O som insistente do despertador ecoava no ambiente, cortando o silêncio, mas mesmo isso parecia distante.
Minha respiração estava pesada, e meu coração batia rápido, como se eu tivesse corrido uma maratona. Ainda meio atordoado, olhei ao redor do quarto, tentando me situar. As sombras familiares dos móveis me trouxeram de volta à realidade, mas a sensação opressiva do pesadelo ainda estava lá, como um peso invisível sobre o peito.
— Só um sonho… Foi apenas um sonho... — murmurei, mais para me convencer do que para realmente acreditar.
Esfreguei o rosto com as mãos, tentando apagar as imagens que ainda dançavam na minha mente. A expressão de Ryuuji, o olhar vazio dos meus amigos… tudo parecia tão real. Tão cruelmente real.
Suspirei profundamente e joguei as pernas para fora da cama, sentindo o frio do chão sob os pés descalços. A sensação me trouxe um pouco de alívio, mas o peso do sonho continuava ali, como uma sombra que não me deixava.

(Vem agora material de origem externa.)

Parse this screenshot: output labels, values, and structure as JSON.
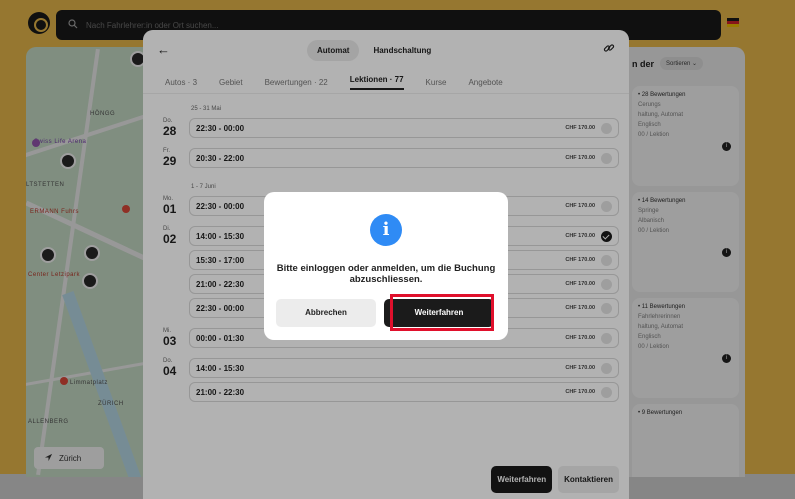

Quando desci, o aroma quente de café e torradas me envolveu, preenchendo a cozinha com uma sensação acolhedora que, naquele momento, eu precisava desesperadamente. Minha mãe estava de costas, preparando algo no fogão, e o som leve de utensílios tilintando enchia o ambiente com uma tranquilidade que parecia tão distante da minha mente.
Eu me sentei à mesa, mais cansado do que deveria estar depois de uma noite de sono. Tentei focar na rotina, no simples ato de estar ali, mas o sonho ainda me rondava como uma névoa difícil de dissipar.
— Bom dia, Shin. — A voz da minha mãe era suave, mas atenta. Ela colocou uma xícara de chá na minha frente e me olhou, examinando meu rosto. — Dormiu bem?
— Mais ou menos… — respondi, desviando o olhar para a mesa.
Ela se aproximou, e pude sentir o peso do olhar dela pousando sobre mim, atento a cada detalhe.
— Você ficou até tarde escrevendo, não foi? — perguntou, com uma expressão que misturava preocupação e leve reprovação.
— Nada demais. Só… organizando algumas coisas do concurso. — Tentei parecer despreocupado, mas minha voz não ajudou muito.
Ela suspirou, inclinando-se levemente para me observar melhor.
— Shin, eu sei que você tá se esforçando, mas se esgotar assim não vai te ajudar em nada. Dormir também faz parte de se preparar.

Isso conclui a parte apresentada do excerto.